Plus zes karren turf en twee vimmen schoof. NB de verklaring is ook
ondertekend door Peter van Hettryck.
-
Voor de voorwaarden wordt ook hier
verwezen naar de verpachting van het Beringerveld. Bij het
Vosbergerveld is ook besproken dat bij niet opzeggen ten halven opnieuw
droge lycop ad 8 rixdaalder wordt betaald, en dat bij afsterven of
“verhuis” niemand zonder medeweten mag worden ingelaten, behalve Goert
Fijen, Jenniken Nijssen, Willem Stockt, Peter van Hettryck en Ghijs
Ingen Steegh. (dit zijn alle oude pachters van het Vosbergerveld)
-
We hebben dus twee verkaringen van de
verpachting, een die ondertekend is door de pachters en een andere die
door iemand namens het klooster getekend is. Het gezamenlijk
ondertekende pachtcontract, als het bestaan heeft, bezitten we niet.
-
JAAR 1661, 8 jaar
RHCL,
Kart 402 (foto 9932, 9933)
Betreft VOSBERGERVELD
Verklaring dd 17 juni
1661 van Pater Hubertus Beekman, dat hij in de kartuis het Vosbergerveld,
voor 8 jaar verpacht heeft, ten halven op te zeggen.

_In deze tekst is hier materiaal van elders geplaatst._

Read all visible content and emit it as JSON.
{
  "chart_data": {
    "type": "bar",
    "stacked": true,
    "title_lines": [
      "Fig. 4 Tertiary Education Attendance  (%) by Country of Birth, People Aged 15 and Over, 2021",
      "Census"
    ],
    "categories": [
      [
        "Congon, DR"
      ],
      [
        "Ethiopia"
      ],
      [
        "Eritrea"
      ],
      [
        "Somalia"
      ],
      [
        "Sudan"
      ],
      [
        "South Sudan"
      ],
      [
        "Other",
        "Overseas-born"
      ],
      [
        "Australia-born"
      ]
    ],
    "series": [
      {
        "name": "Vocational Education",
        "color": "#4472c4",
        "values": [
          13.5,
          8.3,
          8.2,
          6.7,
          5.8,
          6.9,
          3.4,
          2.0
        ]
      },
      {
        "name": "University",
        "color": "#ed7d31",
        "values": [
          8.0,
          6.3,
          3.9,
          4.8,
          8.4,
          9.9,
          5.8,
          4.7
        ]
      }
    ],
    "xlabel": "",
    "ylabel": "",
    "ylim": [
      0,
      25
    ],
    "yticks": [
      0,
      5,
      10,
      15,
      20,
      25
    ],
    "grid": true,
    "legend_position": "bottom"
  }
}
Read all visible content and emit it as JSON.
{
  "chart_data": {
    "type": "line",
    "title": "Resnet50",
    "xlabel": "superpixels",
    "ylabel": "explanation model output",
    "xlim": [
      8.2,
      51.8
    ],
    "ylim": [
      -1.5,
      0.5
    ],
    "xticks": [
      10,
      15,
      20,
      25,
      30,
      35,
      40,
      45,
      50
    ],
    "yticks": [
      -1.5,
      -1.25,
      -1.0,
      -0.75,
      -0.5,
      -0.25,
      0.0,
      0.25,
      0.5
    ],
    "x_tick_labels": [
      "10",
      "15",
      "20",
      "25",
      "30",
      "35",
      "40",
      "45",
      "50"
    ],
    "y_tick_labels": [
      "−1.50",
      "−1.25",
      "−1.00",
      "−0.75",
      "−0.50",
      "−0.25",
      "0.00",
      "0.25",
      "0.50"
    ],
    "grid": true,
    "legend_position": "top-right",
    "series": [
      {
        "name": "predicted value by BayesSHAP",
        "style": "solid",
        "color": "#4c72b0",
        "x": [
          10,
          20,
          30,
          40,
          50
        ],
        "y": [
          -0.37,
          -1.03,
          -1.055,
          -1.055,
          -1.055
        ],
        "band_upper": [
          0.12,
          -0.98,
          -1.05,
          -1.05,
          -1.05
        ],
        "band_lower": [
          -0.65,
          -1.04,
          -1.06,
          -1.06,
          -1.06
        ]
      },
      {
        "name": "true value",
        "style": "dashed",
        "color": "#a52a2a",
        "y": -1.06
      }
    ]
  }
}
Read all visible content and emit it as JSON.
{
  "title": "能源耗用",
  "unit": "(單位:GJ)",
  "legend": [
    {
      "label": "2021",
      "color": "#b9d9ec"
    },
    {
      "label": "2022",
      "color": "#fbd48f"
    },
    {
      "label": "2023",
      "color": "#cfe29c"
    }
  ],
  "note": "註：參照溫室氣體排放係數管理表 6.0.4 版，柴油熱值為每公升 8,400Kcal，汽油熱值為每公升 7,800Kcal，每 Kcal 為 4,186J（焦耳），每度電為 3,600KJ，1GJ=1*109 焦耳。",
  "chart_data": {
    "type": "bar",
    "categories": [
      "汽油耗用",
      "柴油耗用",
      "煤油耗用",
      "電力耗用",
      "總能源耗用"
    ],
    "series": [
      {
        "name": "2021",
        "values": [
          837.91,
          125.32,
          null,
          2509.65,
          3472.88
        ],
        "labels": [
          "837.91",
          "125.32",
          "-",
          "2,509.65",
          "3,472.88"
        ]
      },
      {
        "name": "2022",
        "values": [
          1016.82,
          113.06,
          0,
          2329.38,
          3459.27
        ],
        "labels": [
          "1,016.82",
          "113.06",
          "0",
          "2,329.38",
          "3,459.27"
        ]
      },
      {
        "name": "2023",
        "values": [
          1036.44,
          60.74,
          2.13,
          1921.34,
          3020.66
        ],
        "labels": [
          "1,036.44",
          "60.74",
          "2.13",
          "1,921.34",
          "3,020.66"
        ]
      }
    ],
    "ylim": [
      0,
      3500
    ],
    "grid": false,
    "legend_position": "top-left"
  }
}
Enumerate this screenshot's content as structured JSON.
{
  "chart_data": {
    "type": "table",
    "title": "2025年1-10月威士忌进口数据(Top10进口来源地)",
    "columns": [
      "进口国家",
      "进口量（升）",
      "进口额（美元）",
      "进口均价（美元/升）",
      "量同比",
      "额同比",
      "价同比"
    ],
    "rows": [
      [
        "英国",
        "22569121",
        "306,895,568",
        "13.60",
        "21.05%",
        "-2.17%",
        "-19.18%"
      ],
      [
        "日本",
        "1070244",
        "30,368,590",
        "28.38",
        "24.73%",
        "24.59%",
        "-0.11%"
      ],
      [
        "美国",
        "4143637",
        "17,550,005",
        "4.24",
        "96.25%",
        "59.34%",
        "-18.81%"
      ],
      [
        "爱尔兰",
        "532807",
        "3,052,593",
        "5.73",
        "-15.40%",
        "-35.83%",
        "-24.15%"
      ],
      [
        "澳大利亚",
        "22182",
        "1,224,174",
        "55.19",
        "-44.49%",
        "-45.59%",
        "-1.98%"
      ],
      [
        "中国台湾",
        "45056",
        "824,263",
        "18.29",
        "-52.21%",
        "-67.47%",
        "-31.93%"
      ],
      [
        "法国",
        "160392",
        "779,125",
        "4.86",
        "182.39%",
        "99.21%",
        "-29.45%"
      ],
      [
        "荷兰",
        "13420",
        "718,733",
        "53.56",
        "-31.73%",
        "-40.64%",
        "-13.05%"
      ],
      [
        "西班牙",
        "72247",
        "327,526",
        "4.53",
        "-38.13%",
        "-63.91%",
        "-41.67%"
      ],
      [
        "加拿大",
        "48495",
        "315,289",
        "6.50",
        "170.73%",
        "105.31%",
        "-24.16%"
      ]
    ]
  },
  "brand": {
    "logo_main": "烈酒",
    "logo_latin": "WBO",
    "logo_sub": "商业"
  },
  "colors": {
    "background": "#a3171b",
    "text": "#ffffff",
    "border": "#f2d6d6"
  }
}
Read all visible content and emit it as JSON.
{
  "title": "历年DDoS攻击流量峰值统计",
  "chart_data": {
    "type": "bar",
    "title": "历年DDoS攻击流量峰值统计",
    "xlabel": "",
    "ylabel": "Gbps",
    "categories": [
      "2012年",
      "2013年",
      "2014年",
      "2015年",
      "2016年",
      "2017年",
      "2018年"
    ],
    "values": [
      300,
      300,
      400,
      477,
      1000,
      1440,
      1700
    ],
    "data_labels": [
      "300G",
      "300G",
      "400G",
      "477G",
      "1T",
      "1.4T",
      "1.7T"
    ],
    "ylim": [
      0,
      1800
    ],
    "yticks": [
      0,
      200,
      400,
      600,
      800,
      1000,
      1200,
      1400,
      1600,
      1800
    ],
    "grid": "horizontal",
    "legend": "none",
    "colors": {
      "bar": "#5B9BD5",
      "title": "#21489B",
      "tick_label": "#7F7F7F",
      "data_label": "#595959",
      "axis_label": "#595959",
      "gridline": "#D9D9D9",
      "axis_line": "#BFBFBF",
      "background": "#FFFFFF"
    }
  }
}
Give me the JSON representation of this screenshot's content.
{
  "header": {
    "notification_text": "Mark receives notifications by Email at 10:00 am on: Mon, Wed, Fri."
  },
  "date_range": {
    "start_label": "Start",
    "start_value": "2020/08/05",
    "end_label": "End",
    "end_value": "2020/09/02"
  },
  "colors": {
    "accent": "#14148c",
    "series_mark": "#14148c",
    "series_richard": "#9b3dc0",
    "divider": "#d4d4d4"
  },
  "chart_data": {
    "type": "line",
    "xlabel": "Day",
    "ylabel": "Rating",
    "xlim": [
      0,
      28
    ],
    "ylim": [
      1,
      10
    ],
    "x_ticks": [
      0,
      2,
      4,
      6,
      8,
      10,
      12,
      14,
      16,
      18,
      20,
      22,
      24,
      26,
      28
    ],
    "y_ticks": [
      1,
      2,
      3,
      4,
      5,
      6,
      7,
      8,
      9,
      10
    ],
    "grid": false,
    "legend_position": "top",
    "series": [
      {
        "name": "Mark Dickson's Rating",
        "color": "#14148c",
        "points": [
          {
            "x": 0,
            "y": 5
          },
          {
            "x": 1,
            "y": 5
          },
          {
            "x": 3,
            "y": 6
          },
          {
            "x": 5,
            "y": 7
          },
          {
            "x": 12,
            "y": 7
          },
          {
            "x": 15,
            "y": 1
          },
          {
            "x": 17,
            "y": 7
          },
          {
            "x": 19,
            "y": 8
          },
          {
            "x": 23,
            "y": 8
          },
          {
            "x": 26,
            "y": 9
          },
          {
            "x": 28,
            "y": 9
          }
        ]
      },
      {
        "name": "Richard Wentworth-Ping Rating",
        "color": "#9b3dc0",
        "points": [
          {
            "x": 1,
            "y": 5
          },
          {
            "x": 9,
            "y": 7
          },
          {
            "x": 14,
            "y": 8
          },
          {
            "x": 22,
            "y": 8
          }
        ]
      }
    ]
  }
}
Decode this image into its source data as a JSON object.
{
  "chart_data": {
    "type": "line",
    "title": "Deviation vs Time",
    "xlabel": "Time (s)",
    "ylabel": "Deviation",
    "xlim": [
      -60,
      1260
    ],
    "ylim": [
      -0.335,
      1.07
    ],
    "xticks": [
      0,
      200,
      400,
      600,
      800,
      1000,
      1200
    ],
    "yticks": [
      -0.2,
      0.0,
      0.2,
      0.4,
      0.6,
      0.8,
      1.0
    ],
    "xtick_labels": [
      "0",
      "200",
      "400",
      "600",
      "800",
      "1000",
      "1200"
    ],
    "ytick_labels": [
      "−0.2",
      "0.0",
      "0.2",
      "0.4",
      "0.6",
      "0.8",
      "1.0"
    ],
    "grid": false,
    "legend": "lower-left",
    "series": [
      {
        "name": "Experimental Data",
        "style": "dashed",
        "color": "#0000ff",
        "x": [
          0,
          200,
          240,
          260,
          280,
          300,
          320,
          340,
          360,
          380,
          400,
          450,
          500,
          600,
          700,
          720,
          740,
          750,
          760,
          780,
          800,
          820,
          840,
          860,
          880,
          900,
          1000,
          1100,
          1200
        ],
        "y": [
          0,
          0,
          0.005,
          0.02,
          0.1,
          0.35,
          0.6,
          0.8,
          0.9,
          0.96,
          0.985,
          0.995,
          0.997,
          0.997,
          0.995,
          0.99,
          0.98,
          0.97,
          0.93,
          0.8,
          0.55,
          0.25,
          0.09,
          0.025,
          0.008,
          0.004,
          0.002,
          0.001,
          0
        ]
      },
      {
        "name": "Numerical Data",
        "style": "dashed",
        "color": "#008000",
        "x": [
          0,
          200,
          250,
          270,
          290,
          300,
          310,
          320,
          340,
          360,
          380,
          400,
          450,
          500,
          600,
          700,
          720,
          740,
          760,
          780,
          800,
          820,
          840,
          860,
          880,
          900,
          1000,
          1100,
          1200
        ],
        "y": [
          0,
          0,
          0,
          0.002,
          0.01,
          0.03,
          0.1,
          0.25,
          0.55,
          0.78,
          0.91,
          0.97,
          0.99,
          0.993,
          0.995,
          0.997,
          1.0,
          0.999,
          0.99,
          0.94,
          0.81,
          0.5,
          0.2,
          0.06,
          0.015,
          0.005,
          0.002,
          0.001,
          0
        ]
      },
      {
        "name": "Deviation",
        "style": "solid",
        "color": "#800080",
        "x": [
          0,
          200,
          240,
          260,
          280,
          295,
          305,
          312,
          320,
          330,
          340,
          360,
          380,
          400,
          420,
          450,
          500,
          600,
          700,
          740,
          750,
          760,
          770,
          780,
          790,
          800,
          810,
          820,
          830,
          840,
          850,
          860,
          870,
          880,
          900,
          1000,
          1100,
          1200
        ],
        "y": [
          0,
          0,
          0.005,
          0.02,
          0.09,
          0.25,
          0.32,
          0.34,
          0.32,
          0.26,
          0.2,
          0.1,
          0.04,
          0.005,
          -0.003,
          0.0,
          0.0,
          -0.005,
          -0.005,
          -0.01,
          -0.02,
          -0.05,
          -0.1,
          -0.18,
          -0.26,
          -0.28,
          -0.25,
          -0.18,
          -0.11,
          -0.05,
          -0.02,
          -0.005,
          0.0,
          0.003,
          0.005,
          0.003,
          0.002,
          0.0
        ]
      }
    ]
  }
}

Pachtprijs: 50m rogge en 16m boekweit.
Plus zes karren turf
en twee vimmen schoof.
De voorwaarden zijn dezelfde als die voor het
Beringerveld, ook in 1661, waarvan Aret van den Boomen en Jan Verhagen
een exemplaar gekregen hebben, getekend op 23 mei 1661.
Wel bepaald is nog dat,
indien er niet ten halven wordt opgezegd, de pachters na vier jaar weer
aan droge lycop zullen betalen 8 rixd.
Ook is uitdrukkelijk
bepaald dat niemand zonder goedkeuring van de prior mag worden opgenomen
als pachter.
De nieuwe pachters
zijn:
Goert Fijen
Willem Stock
Janneken Nijssen
Peter van Hettrick en
Ghijs in gen Steegh
Verklaring 17 juni ondertekend in de kartuis, door
frater Beekman.
Opmerking:
Er zijn dus vijf pachters voor het Vosbergerveld,
terwijl de kartuizers er acht gerven hebben. Waarschijnlijk hangt dat
samen met een voorrecht waarvan Kartuizershof genoot. In de 18e
eeuw zien we in de voorwaarden vaak de bepaling dat van het
Vosbergerveld drie gerven moeten worden gelaten aan Kartuizershof,
uiteraard tegen betaling van het juiste aandeel in de pachtprijs. Deze
regeling zal waarschijnlijk ook al in de 17e eeuw bestaan
hebben.
-
-
GROOTVELD
-
Datum niet bekend. Het Grootveld is
verpacht voor 100m rog en 31m boekweit en acht karren turf en vier
vimmen schoof. Bij niet opzeggen opnieuw lycop ad 16 rixd. Aan wie
is niet vermeld.
-
-
BROEKVELD
-
op 23 juni 1662 verklaren Maes Ingels
en Gijsbert Nijssen, dat ze het Broekveld hebben gepacht voor 55m rog en
17m boekweit. Plus zes karren turf en twee vimmen schoof.
-
Ook hier geldt dat er geen nieuwe
pachters zonder medeweten van de kartuizers mogen bijkomen; bij hagel
etc inspectie op kosten van de pachters, die wel moeten zorgen dat de
oogst zo veel mogelijk gered wordt; doen ze dat niet dan komt er geen
tegemoetkoming.
-
Deze verklaring is in Helden
ondertekend.
-
-
VORDERSCHOT
-
op 25 juni 1662 verklaren Jan van Heuchten, Hendrick Heesen, Jan van
Oijen (die mede namens twee niet genoemden tekent) gepacht te hebben
voor acht jaar. Per jaar 38m rog en 12m boekweit. Plus elk jaar vier
karren turf en twee vimmen schoof. Lycop niet vermeld.
-
De ondertekening vindt plaats in de kartuis, en ook nu alleen door de
pachters.
-
(ik denk dat de pachters een gelijkluidend document dat ondertekend is
door de prior of de procurator hebben meegenomen naar Helden. Zie
Vosbergerveld.)
-
-
Op de achterkant van het document staat
dat alle verpachtingen na vier jaar worden verlengd voor weer vier jaar.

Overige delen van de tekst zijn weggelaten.